Mr. Löwy will now, as he actually will, read to you three poems. First, "Die Grine" by Rosenfeld. These Grine are the German Greens, the Greenhorns, the new settlers in America. These Jewish emigrants proceed with their sullied luggage in a small group through a New York street. A crowd gathers, of course, stares at them in amazement, follows them, and then laughs. From this perspective our agitated poet then extrapolates these street scenes to include Jewry and mankind. One has the impression that as our poet speaks this same group of emigrants stumbles, although they remain quite far and out of earshot. 

The second poem is by Frug and called "Sand and stars" (Sand und Sterne). In a bitter interpretation of a Biblical promise, we are likened to the sand beside the sea and the stars in the sky. And while we are certainly stepped on like the sand, when will the part about the stars come true?  

The third poem is by Frischmann and called "The night is still" (Die Nacht ist still). One night a young couple chances upon a prudish scholar who is going to temple. Startled and fearing that have been betrayed, they then calm and comfort one another.  

Now you see that such explanations have done no good.

On the basis of these clarifications you would look in the readings for what you already know – and what really is present you would not see. Fortunately, everyone who knows German can also understand our idiom since, quite broadly speaking, the external comprehensibility of our idiom is formed from German. This is an advantage over all other languages on earth, but there is quite rightly also a disadvantage: it appears to be almost impossible to translate our idiom into German. The connections between the two are so tender and meaningful that they do not need to be torn apart right away. Whenever our idiom is translated into German, only something insubstantial remains. Now, translate our idiom into French and some of it can be conveyed to the French, but in German this would be destroyed. Toit for example is not tot, nor does Blüt mean Blut.

But it is not only through German that you, ladies and gentleman, can understand our idiom – you may come a step closer. Not too long ago, at least, arose the reliable business language of German Jews. You can find this language whether you live in town or in the country; you can find it more in the East or the West as a closer or more distant precursor of our idiom, and many gradations have remained.

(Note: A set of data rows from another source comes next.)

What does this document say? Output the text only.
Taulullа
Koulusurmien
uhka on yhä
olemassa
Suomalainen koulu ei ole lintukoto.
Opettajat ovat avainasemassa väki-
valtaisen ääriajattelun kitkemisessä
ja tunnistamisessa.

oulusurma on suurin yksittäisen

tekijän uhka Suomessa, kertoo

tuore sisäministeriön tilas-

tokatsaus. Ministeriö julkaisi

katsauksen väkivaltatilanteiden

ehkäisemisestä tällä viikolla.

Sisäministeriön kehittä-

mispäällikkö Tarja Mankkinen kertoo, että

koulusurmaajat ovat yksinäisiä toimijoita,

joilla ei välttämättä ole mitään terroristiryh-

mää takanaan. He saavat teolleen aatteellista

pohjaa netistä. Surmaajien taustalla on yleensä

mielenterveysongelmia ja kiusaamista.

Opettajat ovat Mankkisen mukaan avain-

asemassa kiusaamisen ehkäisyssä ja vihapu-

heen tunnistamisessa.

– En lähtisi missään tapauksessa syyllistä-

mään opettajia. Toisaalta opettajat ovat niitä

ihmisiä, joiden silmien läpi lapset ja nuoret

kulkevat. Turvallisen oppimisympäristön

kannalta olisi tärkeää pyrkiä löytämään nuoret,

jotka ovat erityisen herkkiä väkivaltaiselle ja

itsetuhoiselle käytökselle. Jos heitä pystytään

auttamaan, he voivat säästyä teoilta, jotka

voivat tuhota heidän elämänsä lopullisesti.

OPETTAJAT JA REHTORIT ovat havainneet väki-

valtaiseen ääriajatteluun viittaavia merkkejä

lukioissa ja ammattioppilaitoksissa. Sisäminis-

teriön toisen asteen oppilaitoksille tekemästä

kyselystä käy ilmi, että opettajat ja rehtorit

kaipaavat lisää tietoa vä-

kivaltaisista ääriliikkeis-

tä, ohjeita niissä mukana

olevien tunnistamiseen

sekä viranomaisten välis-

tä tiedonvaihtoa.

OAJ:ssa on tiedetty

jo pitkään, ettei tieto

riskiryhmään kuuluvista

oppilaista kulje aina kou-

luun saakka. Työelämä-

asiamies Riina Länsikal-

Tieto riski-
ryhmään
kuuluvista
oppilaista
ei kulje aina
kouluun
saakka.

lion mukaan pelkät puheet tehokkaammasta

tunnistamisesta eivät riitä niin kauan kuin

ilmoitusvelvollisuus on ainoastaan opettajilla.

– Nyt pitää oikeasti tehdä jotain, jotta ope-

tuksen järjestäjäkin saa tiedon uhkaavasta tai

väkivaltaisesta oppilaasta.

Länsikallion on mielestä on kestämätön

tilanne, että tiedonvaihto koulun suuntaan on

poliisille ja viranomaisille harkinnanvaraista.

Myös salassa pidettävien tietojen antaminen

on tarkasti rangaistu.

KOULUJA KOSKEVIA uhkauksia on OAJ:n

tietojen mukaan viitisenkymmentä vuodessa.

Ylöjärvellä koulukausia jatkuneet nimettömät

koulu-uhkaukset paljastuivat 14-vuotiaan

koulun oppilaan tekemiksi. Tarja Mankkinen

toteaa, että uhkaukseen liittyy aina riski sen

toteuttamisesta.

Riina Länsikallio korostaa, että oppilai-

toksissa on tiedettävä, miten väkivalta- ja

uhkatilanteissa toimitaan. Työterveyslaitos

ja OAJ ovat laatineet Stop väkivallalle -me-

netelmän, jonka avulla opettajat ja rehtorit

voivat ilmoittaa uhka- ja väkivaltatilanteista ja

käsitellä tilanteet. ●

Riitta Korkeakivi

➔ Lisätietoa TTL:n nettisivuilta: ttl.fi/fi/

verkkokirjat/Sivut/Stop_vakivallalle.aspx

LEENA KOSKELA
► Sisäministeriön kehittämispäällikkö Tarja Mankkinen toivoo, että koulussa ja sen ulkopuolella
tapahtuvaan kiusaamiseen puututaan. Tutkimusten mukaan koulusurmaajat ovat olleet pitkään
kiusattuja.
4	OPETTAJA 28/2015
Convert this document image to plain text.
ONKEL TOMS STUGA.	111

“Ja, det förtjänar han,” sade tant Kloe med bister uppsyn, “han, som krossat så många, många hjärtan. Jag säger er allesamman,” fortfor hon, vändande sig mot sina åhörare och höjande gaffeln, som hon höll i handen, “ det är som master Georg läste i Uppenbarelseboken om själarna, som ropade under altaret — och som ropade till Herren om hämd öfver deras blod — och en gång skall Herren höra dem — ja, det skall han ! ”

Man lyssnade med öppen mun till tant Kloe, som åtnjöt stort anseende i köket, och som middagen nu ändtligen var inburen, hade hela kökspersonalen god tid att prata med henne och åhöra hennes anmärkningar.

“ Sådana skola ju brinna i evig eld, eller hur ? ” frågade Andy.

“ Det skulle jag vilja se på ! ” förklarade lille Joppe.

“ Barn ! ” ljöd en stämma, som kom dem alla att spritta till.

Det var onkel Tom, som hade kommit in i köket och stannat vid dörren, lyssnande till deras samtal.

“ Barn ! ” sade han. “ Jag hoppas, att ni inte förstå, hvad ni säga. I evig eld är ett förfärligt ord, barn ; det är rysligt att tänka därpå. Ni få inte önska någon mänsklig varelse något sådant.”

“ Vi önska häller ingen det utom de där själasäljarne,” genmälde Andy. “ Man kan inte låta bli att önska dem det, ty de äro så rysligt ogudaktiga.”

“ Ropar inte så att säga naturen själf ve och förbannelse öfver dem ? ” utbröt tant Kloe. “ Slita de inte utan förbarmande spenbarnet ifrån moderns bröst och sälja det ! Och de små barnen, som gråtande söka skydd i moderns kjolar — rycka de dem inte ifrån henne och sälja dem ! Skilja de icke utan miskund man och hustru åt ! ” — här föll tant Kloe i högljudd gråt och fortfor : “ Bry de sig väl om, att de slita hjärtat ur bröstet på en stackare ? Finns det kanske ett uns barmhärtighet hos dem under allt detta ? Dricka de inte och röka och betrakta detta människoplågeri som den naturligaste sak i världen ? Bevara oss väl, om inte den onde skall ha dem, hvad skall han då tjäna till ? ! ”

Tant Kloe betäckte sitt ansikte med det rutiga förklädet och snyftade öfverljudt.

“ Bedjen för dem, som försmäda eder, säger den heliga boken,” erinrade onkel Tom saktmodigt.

For that reason the historical development of our idiom could have been traced as much in the depths of history as in the surface of the present time.     

And you will come very close to our idiom when you consider that within you lies not only knowledge but power – power which allows you to understand our idiom in a sensitive manner. Only here can an explanation help; only here can information calm you so that you no longer feel excluded; only here would you be able to realize you cannot complain that you do not understand our idiom. This is paramount since with every complaint, our understanding and sympathy weaken. If you were not to move at all you would suddenly find yourself amidst our idiom. Once you have understood it – and our idiom is everything: words, Hasidic melodies, and the very essence of this Eastern Jewish actor – you will no longer be able to recall your previous peace of mind. And once you have sensed the true unity within our idiom, so strong that you become afraid – no longer of the idiom, but of yourself – you will not be able to bear these fears alone. You will not be able to bear them alone unless you also gain confidence from this idiom, confidence that can withstand this fear because it is stronger. Enjoy it as best you can! And if you lose this confidence tomorrow or later – and how could it remain in your memory from one single evening of readings! – then I hope that you will also have lost your fears. Because, after all, we do not wish to punish you.